С самого раннего детства дед учил меня наблюдать и правильно считывать «язык тела» тех, кто меня окружает. По его мнению, этот навык крайне полезен. Особенно, если собеседник старается что-то скрыть в разговоре со мной, или вовсе молчит. Дед постоянно требовал от меня развивать это умение. Чаще всего я практиковалась на Алисе — единственной из моих одноклассников, кому было позволено передвигаться в нашем доме без строгих ограничений. А вечерами, после ее ухода, просматривая очередную запись с камеры видеонаблюдения, скрытно установленной в моей комнате в целях безопасности, мы с дедом анализировали «язык ее тела». Он считает Лису ненадежным человеком и, в общем-то, всегда был против нашей дружбы, полагая, что подруга плохо на меня влияет. Но, как ни странно, нашего с ней общения не пресекал. Не пресекал, но выдвинул одно условие: я должна была привыкнуть наблюдать за подругой. Наблюдать и анализировать.

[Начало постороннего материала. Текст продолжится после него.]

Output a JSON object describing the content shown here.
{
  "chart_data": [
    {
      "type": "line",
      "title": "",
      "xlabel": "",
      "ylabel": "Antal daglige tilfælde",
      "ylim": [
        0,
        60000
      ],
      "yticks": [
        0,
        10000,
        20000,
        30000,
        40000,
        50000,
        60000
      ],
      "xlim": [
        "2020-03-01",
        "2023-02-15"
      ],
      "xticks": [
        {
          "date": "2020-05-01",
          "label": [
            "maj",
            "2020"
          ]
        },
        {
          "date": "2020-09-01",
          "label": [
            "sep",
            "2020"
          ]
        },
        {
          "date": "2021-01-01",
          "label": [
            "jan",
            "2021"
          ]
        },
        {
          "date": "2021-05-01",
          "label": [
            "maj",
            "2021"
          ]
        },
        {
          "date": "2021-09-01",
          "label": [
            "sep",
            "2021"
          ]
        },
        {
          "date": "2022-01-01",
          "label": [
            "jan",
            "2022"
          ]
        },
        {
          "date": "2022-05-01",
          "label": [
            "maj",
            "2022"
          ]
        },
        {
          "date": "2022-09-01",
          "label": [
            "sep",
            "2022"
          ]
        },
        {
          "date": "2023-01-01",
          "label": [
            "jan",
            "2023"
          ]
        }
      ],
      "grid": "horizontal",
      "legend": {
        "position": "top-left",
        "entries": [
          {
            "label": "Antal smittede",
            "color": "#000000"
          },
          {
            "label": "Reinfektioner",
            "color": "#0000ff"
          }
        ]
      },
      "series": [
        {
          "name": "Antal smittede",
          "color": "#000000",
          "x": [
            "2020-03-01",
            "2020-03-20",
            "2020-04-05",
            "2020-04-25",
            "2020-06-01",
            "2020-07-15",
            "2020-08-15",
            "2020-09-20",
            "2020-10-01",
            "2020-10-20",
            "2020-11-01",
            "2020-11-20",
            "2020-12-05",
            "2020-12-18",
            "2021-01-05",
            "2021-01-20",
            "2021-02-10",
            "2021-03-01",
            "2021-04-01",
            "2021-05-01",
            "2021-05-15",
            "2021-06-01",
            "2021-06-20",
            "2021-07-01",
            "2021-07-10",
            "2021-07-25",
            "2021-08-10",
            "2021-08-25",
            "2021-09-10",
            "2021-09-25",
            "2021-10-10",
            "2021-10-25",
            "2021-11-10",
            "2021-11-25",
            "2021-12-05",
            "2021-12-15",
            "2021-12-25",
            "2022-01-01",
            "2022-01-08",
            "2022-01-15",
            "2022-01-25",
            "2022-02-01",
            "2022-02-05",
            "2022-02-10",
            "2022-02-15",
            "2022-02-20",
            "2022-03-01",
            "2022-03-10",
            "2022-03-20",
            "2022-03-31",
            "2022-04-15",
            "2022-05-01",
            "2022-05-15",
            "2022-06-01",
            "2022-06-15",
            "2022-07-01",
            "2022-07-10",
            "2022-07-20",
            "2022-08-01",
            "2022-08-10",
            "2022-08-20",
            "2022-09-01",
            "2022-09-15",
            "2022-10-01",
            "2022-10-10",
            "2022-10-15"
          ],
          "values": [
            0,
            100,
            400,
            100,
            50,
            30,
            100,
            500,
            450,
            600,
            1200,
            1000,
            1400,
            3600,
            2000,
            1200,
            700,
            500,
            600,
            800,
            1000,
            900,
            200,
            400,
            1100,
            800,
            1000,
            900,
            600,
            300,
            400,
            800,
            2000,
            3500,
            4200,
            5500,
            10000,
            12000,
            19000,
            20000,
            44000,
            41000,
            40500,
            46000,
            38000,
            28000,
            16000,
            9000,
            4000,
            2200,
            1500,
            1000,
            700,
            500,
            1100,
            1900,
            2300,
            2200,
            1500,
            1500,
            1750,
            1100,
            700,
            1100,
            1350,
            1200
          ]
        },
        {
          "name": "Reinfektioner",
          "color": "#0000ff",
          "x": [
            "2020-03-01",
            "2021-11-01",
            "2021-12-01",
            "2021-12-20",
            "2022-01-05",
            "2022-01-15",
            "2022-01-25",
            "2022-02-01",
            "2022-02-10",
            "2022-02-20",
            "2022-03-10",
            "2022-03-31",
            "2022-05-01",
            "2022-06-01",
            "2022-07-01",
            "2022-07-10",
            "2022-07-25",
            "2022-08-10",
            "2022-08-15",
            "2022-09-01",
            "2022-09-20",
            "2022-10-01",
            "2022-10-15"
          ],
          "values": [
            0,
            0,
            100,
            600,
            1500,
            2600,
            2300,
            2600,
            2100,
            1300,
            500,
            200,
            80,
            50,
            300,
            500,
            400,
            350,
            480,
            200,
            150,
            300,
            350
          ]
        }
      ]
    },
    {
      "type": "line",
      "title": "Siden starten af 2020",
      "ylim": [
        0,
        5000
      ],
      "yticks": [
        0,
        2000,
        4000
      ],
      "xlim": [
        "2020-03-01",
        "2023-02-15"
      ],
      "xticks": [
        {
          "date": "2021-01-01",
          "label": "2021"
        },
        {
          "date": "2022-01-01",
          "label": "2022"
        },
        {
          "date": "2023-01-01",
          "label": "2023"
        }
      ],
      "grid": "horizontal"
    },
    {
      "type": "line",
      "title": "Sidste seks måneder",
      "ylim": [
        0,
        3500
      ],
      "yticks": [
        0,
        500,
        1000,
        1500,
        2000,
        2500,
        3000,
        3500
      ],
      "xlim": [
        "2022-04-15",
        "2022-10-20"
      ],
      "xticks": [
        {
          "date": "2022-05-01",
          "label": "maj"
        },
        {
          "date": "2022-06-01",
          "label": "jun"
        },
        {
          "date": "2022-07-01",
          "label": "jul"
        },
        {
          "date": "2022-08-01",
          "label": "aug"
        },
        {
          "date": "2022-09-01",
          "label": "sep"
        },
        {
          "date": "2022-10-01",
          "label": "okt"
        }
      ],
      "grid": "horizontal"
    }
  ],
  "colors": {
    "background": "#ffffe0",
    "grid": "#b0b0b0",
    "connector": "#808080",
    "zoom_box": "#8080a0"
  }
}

Мне это не нравилось. Очень. Мне навязчиво казалось, что использую Лису в тёмную. Так, по сути, и было, но я понимала: взбунтуюсь против требования деда — и доступ к нам в дом Алиске будет закрыт. Поэтому и предложила ей изучить эсперанто — язык, который дед всегда считал бесполезным и показательно демонстрировал полнейшее отсутствие к нему интереса. Когда мне было десять, общаться на эсперанто с единственной близкой подругой казалось отличной идеей, ведь нас никто не понимал, стало быть, мы могли сколько угодно секретничать, даже находясь под прицелом видеокамер. И только став старше, я поняла, насколько наивной была эта задумка. С предприимчивостью дедушки понять то, о чем мы с Алисой говорили, не составляло никакого труда: всего-то и нужно было прогнать запись через онлайн переводчик.
Я заставила себя выплыть из давних воспоминаний о том моем проколе. Пришло время решать неожиданно возникшую проблему, чтобы не допустить нового. Хотя бы начать это делать. Подготовить почву, как говорит дед.
«Соберись, Катя! Что там профессор говорил о допуске?» Я снова взглянула на Кирилла Андреевича. Он продолжал стоять в той же позе и созерцать снежный ландшафт за окном.
— Могу я вас попросить? — осторожно обратилась я к нему.
— Попробуй, — негромко разрешили мне, не оборачиваясь.
— Я хочу получить результат МРТ.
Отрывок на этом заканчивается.